How to Use UV Resin on Polymer Clay Charms

sparkly charms made with polymer clay and uv resin

UV resin is an incredibly versatile and popular tool among crafters, and for good reason. It can be used to create a variety of different effects such as water or maple syrup, or used as a sealant to protect fine details and painted creations. It’s often used as a substitute for epoxy resin as it does not require measuring or stirring and boasts a much faster cure time.

As the name suggests, this resin cures under UV light, which can come from a UV nail lamp or direct sunlight. It takes anywhere from 5-30 minutes to fully cure, depending on the size of your project and the strength of the UV light.

Before we dive into how to use this great medium, I must warn you of some of its downsides:

  • Usually more expensive than epoxy resin
  • Smells extremely pungent, especially while it is curing
  • Difficult to clean off surfaces

You must practice the same precautions to stay safe as you would when working with epoxy resin:

  • Work in a well-ventilated area with a big open window
  • Wear gloves and a mask
  • Keep away from pets and children
  • Do not let resin have direct contact with your skin, eyes, or clothes
  • Wash your hands with soap right after using the resin
  • Follow all safety instructions on the packaging

Side note, it also comes in a variety of hardnesses and consistencies such as hard, soft, thin, and thick types. The best one to buy for beginners and general use is hard and thin, so it will be a thinner consistency to work with and more brittle when it is cured.

To use UV resin, firstly squeeze your desired amount into a mixing cup. Disposable plastic cups work fine, but I recommend silicone cups such as the Sculpey Mixing Set that are more durable and better for the environment.

Add any glitter or pigment you would like and stir until fully incorporated. My go-to stirring tool is a wooden popsicle stick! I wipe it clean with a paper towel and cure it under a UV lamp after each session so that I can reuse it.

Pour your resin mixture into a mold and cure it under your UV lamp or leave it outside. I recommend using a lamp that is 100W or higher or putting it under direct sunlight on a sunny day for best results.

After it’s dry, it should not be sticky to the touch, and your resin creation is finished!

Now that you’re ready to craft, here are some great ways to incorporate UV resin into your polymer clay projects!


 Glazing is possibly the most common use for UV resin nowadays. It gives your creation a beautiful shine and is the most durable glaze on the market. For this, you require your unglazed creation, a paint brush, a cup, pliers, and a piece of aluminum foil.

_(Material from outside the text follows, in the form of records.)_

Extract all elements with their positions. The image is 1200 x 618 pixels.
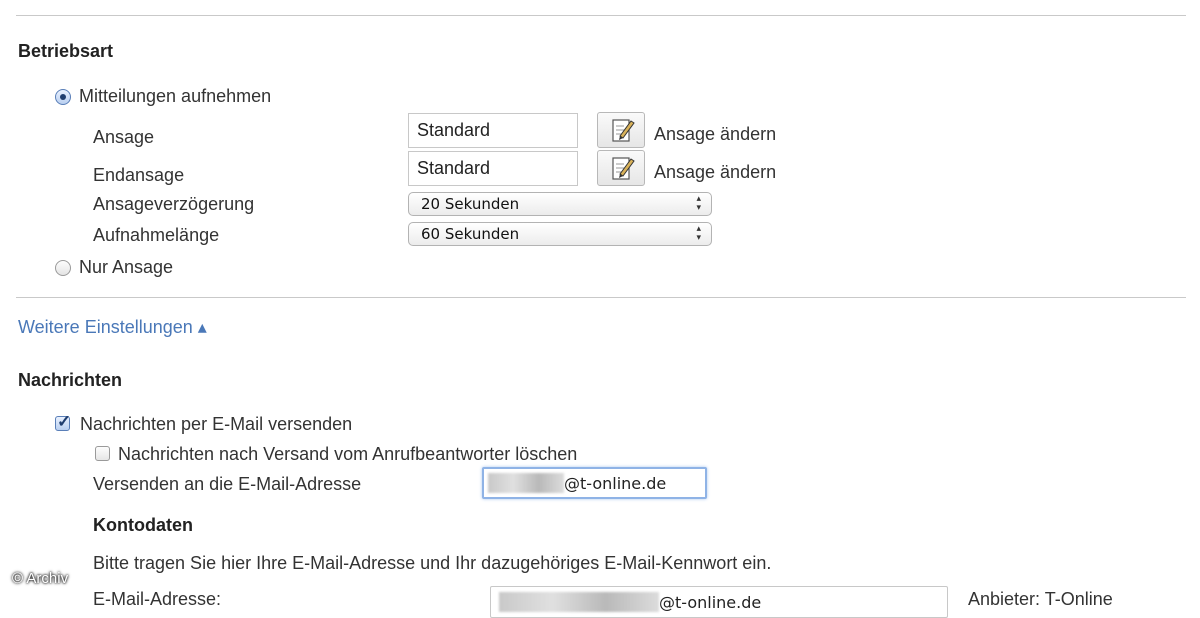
section-heading-operating-mode: Betriebsart [18, 41, 114, 61]
send-to-email-suffix: @t-online.de [564, 473, 667, 493]
redacted-account-email [499, 592, 659, 612]
edit-note-icon [612, 157, 635, 180]
account-email-input[interactable]: @t-online.de [490, 586, 948, 618]
edit-end-announcement-label[interactable]: Ansage ändern [654, 162, 776, 183]
checkbox-send-email[interactable]: ✓ [55, 412, 72, 431]
recording-length-select[interactable]: 60 Sekunden ▴ ▾ [408, 222, 712, 246]
checkmark-icon: ✓ [57, 412, 72, 431]
updown-arrows-icon: ▴ ▾ [696, 224, 701, 243]
announcement-delay-select[interactable]: 20 Sekunden ▴ ▾ [408, 192, 712, 216]
edit-announcement-label[interactable]: Ansage ändern [654, 124, 776, 145]
recording-length-value: 60 Sekunden [421, 225, 520, 243]
checkbox-delete-after-send[interactable] [95, 446, 110, 461]
copyright-watermark: © Archiv [12, 570, 69, 587]
checkbox-send-email-label[interactable]: Nachrichten per E-Mail versenden [80, 414, 352, 435]
send-to-email-label: Versenden an die E-Mail-Adresse [93, 474, 362, 494]
account-instruction: Bitte tragen Sie hier Ihre E-Mail-Adress… [93, 553, 772, 573]
recording-length-label: Aufnahmelänge [93, 225, 220, 245]
top-divider [16, 15, 1186, 16]
edit-note-icon [612, 119, 635, 142]
section-heading-account: Kontodaten [93, 515, 193, 535]
send-to-email-input[interactable]: @t-online.de [482, 467, 707, 499]
announcement-value: Standard [417, 120, 491, 140]
middle-divider [16, 297, 1186, 298]
announcement-label: Ansage [93, 127, 155, 147]
radio-record-messages[interactable] [55, 89, 71, 105]
end-announcement-value: Standard [417, 158, 491, 178]
announcement-delay-value: 20 Sekunden [421, 195, 520, 213]
announcement-delay-label: Ansageverzögerung [93, 194, 255, 214]
announcement-field: Standard [408, 113, 578, 148]
edit-end-announcement-button[interactable] [597, 150, 645, 186]
section-heading-messages: Nachrichten [18, 370, 123, 390]
account-email-suffix: @t-online.de [659, 592, 762, 612]
edit-announcement-button[interactable] [597, 112, 645, 148]
more-settings-toggle[interactable]: Weitere Einstellungen ▴ [18, 317, 207, 338]
end-announcement-label: Endansage [93, 165, 185, 185]
redacted-email-local-part [488, 473, 564, 493]
updown-arrows-icon: ▴ ▾ [696, 194, 701, 213]
radio-announcement-only-label[interactable]: Nur Ansage [79, 257, 173, 278]
checkbox-delete-after-send-label[interactable]: Nachrichten nach Versand vom Anrufbeantw… [118, 444, 577, 465]
end-announcement-field: Standard [408, 151, 578, 186]
radio-announcement-only[interactable] [55, 260, 71, 276]
radio-record-messages-label[interactable]: Mitteilungen aufnehmen [79, 86, 271, 107]
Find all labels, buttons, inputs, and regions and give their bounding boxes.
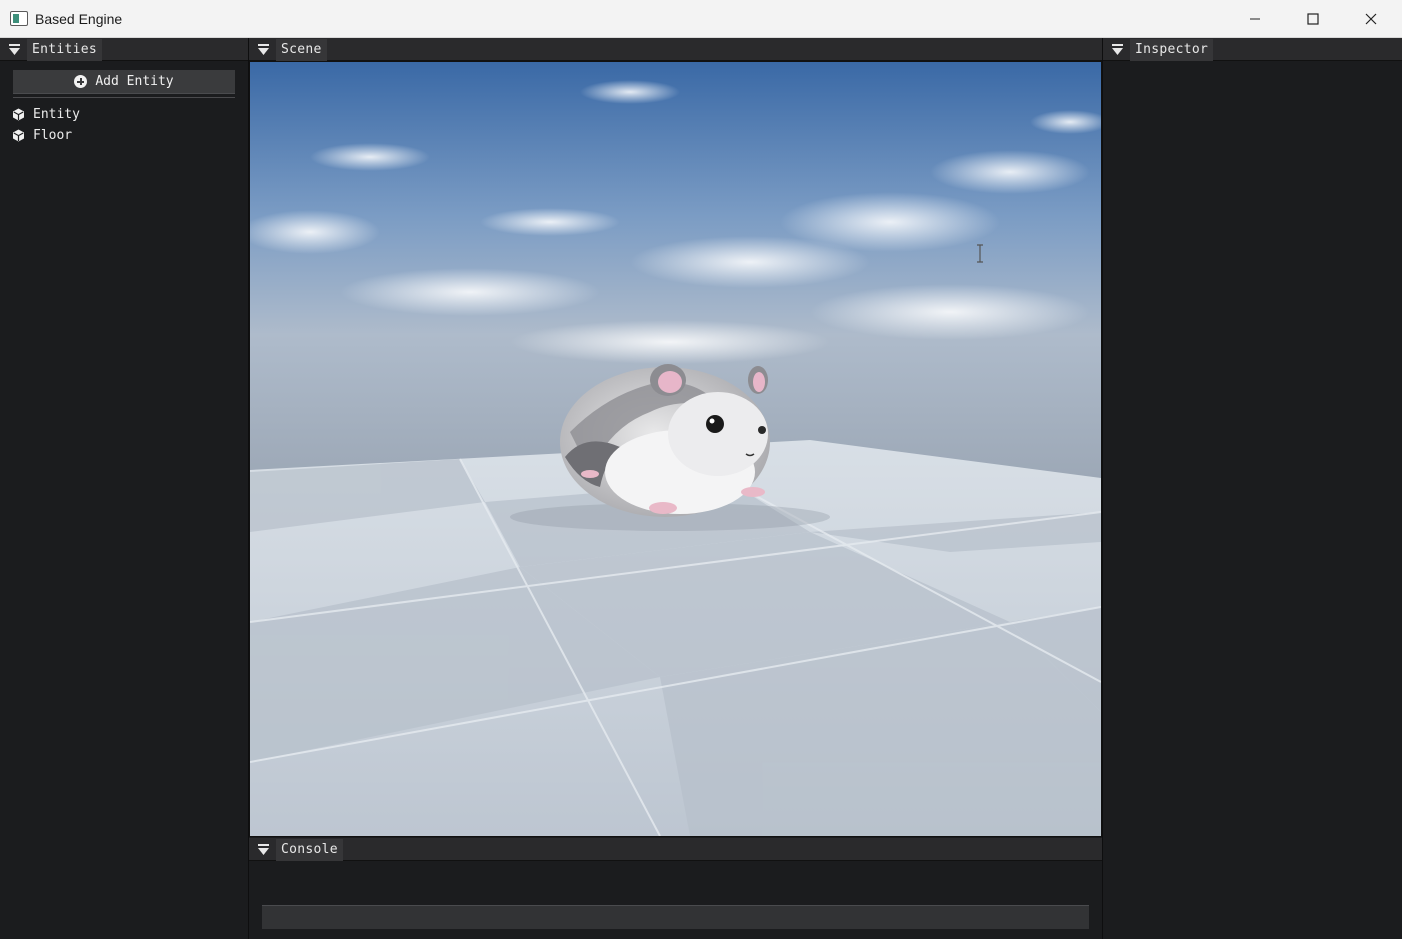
inspector-panel-header: Inspector xyxy=(1103,38,1402,61)
title-bar: Based Engine xyxy=(0,0,1402,38)
entities-panel: Entities Add Entity Entity Floor xyxy=(0,38,249,939)
collapse-triangle-icon[interactable] xyxy=(9,44,20,55)
console-panel: Console xyxy=(249,838,1102,939)
maximize-icon xyxy=(1307,13,1319,25)
close-button[interactable] xyxy=(1342,0,1400,38)
entity-label: Floor xyxy=(33,128,73,143)
collapse-triangle-icon[interactable] xyxy=(258,44,269,55)
window-title: Based Engine xyxy=(35,11,123,27)
console-input[interactable] xyxy=(262,905,1089,929)
tab-inspector[interactable]: Inspector xyxy=(1130,39,1214,61)
collapse-triangle-icon[interactable] xyxy=(1112,44,1123,55)
close-icon xyxy=(1365,13,1377,25)
tab-scene[interactable]: Scene xyxy=(276,39,327,61)
add-entity-label: Add Entity xyxy=(95,74,174,89)
tab-entities[interactable]: Entities xyxy=(27,39,103,61)
cube-icon xyxy=(13,108,24,121)
inspector-panel: Inspector xyxy=(1102,38,1402,939)
list-item-entity[interactable]: Entity xyxy=(12,104,80,125)
minimize-icon xyxy=(1250,18,1260,20)
console-panel-header: Console xyxy=(249,838,1102,861)
cube-icon xyxy=(13,129,24,142)
collapse-triangle-icon[interactable] xyxy=(258,844,269,855)
app-icon xyxy=(10,11,28,26)
list-item-floor[interactable]: Floor xyxy=(12,125,80,146)
entity-label: Entity xyxy=(33,107,80,122)
add-entity-button[interactable]: Add Entity xyxy=(13,70,235,94)
entity-list: Entity Floor xyxy=(12,104,80,146)
entities-panel-header: Entities xyxy=(0,38,248,61)
plus-circle-icon xyxy=(74,75,88,88)
divider xyxy=(13,97,235,98)
tab-console[interactable]: Console xyxy=(276,839,343,861)
minimize-button[interactable] xyxy=(1226,0,1284,38)
maximize-button[interactable] xyxy=(1284,0,1342,38)
scene-panel: Scene xyxy=(249,38,1102,837)
scene-panel-header: Scene xyxy=(249,38,1102,61)
scene-render xyxy=(250,62,1101,836)
scene-viewport[interactable] xyxy=(250,62,1101,836)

Hold your charm with pliers, dip your brush into the cup of resin, and brush on a thin layer. If you want a thick coating of resin, build it up one layer at a time and cure fully between each one.

If you spot any air bubbles, pop them by running a heat gun along the surface before you cure your piece.

Hold it under your UV lamp for at least 30-60 seconds before putting it down and drying it for the full time.

When you’re done, wipe off the excess resin from your brush and wrap it in aluminum foil to prevent it from drying or getting dirty. This eliminates the need to buy a new paint brush every session! Be sure to also clean your work area and cure any leftover resin before disposing of it.

Water Effect

 The reason you might use UV resin over epoxy resin is that the fast cure time helps the water maintain its shape. It’s perfect for waterfalls, waves, splashing effects, and water droplets.

For this demonstration, I will be adding water drops to the leaf onto this figurine to represent morning dew.

Use a toothpick or needle tool to precisely pick up small amounts of resin and apply it to your creation. I recommend curing it between every few drops to prevent the resin from spreading out into a puddle!

Add as many as you would like, making sure to vary them in size and spacing them out sporadically. The less uniform the water pattern is, the more natural it looks.

I hope these tips were insightful and help you feel more confident incorporating UV resin into your clay crafts! It is certainly a tricky medium to master, but it bears incredible results and will be sure to take your creations to the next level.